Certainly one of the biggest government planning disasters of the last decade was the so-called War on Terror. Given the tragedy of 9/11, a government response was certainly called for, but the way it was handled by the Bush administration was poorly conceived from the very beginning.
Start with name: “war on terror.” Instead of treating the terrorists as criminals, we treated them as enemy soldiers, which carries with it the assumption that they work for another country. That was completely untrue, which led to all sorts of mistaken policies.
Then there was the attempt to capture Bin Laden, who supposedly planned the 9/11 attacks. While John Kerry claims that the Bush administration missed its opportunity to catch or kill him, not everyone is convinced. Still, it is clear that the administration completely lost interest in Bin Laden in its eagerness to attack Iraq.
The Antiplanner personally considers the war in Iraq to be immoral: the United States should not attack other countries, even preemptively. But whether you agreed with it or not, it was a planning disaster, being based on delusional premises.

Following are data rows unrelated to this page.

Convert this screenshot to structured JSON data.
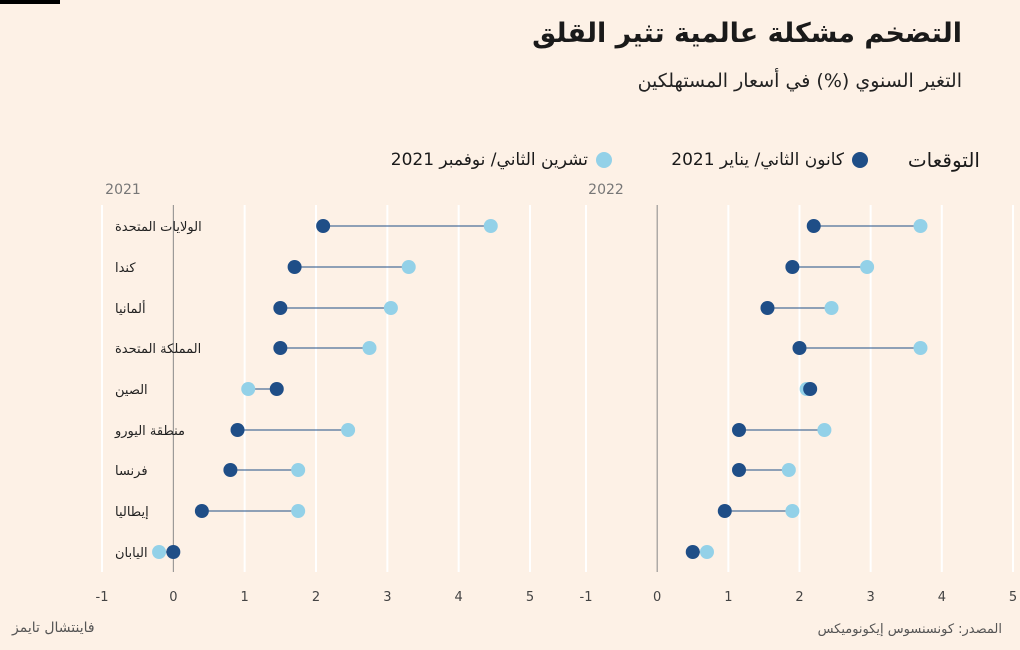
{
  "header": {
    "title": "التضخم مشكلة عالمية تثير القلق",
    "subtitle": "التغير السنوي (%) في أسعار المستهلكين"
  },
  "legend": {
    "title": "التوقعات",
    "jan_label": "كانون الثاني/ يناير 2021",
    "nov_label": "تشرين الثاني/ نوفمبر 2021"
  },
  "footer": {
    "source": "المصدر: كونسنسوس إيكونوميكس",
    "brand": "فاينتشال تايمز"
  },
  "colors": {
    "jan": "#1f4e87",
    "nov": "#93d1e8",
    "connector": "#1f4e87",
    "grid": "#ffffff",
    "zero_line": "#888888",
    "background": "#fdf1e6"
  },
  "chart_data": [
    {
      "type": "dumbbell",
      "panel_label": "2021",
      "xlim": [
        -1,
        5
      ],
      "xticks": [
        -1,
        0,
        1,
        2,
        3,
        4,
        5
      ],
      "categories": [
        "الولايات المتحدة",
        "كندا",
        "ألمانيا",
        "المملكة المتحدة",
        "الصين",
        "منطقة اليورو",
        "فرنسا",
        "إيطاليا",
        "اليابان"
      ],
      "series": [
        {
          "name": "كانون الثاني/ يناير 2021",
          "values": [
            2.1,
            1.7,
            1.5,
            1.5,
            1.45,
            0.9,
            0.8,
            0.4,
            0.0
          ]
        },
        {
          "name": "تشرين الثاني/ نوفمبر 2021",
          "values": [
            4.45,
            3.3,
            3.05,
            2.75,
            1.05,
            2.45,
            1.75,
            1.75,
            -0.2
          ]
        }
      ]
    },
    {
      "type": "dumbbell",
      "panel_label": "2022",
      "xlim": [
        -1,
        5
      ],
      "xticks": [
        -1,
        0,
        1,
        2,
        3,
        4,
        5
      ],
      "categories": [
        "الولايات المتحدة",
        "كندا",
        "ألمانيا",
        "المملكة المتحدة",
        "الصين",
        "منطقة اليورو",
        "فرنسا",
        "إيطاليا",
        "اليابان"
      ],
      "series": [
        {
          "name": "كانون الثاني/ يناير 2021",
          "values": [
            2.2,
            1.9,
            1.55,
            2.0,
            2.15,
            1.15,
            1.15,
            0.95,
            0.5
          ]
        },
        {
          "name": "تشرين الثاني/ نوفمبر 2021",
          "values": [
            3.7,
            2.95,
            2.45,
            3.7,
            2.1,
            2.35,
            1.85,
            1.9,
            0.7
          ]
        }
      ]
    }
  ]
}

First, Rumsfelt totally ignored the Powell Doctrine, making the same mistake we made in Viet Nam of assuming that our superior technology would overwhelm guerilla fighters. The resulting “delusional plan” produced the military equivalent of “cost overruns” — more money, more casualties, and more time than originally projected.
Second, administration planners made no provision at all for the historic rivalries between Shi’a and Sunni, assuming instead that all Iraqis would great Americans as “liberators.” This intelligence failure underscores the intelligence mistakes — or lies — regarding weapons of mass destruction and supposed links between Saddam Hussein and Al Qaeda. The administration thus engaged in the classic megaproject behaviors of optimism bias and strategic misrepresentation.
The good news is that the later surge was more-or-less successful. Yet Iraq remains a dysfunctional country, and even if it ever becomes a peaceful, working nation, we have to ask whether it was worth the 100,000 (or more) Iraqi civilian deaths or the roughly 4,300 American deaths (plus hundreds more soldiers from other nations).
On top of that is the financial cost, which for Iraq and Afghanistan combined have so far totaled close to $1 trillion — and will be much more when the long-term costs of health care for war veterans is included. If the terrorists’ goal was to disrupt our economy by making us overreact, then the sad fact is that they accomplished that goal and so weakened us — or we weakened ourselves– that they arguably won the war.
Remember the beginning of the decade, when the United States was the economic powerhouse of the world, when Europe was struggling to catch up, when the almighty dollar truly was almighty? Now a euro is worth $1.50 or more, our economy was in a shambles even before the mortgage crisis, and our official national debt (currently $12.2 trillion) is fast approaching our GDP (currently $14.2 trillion) — more than at any time since the end of World War II. This does not bode well for the future, and much of the blame can be laid on the government officials who planned the war on terror.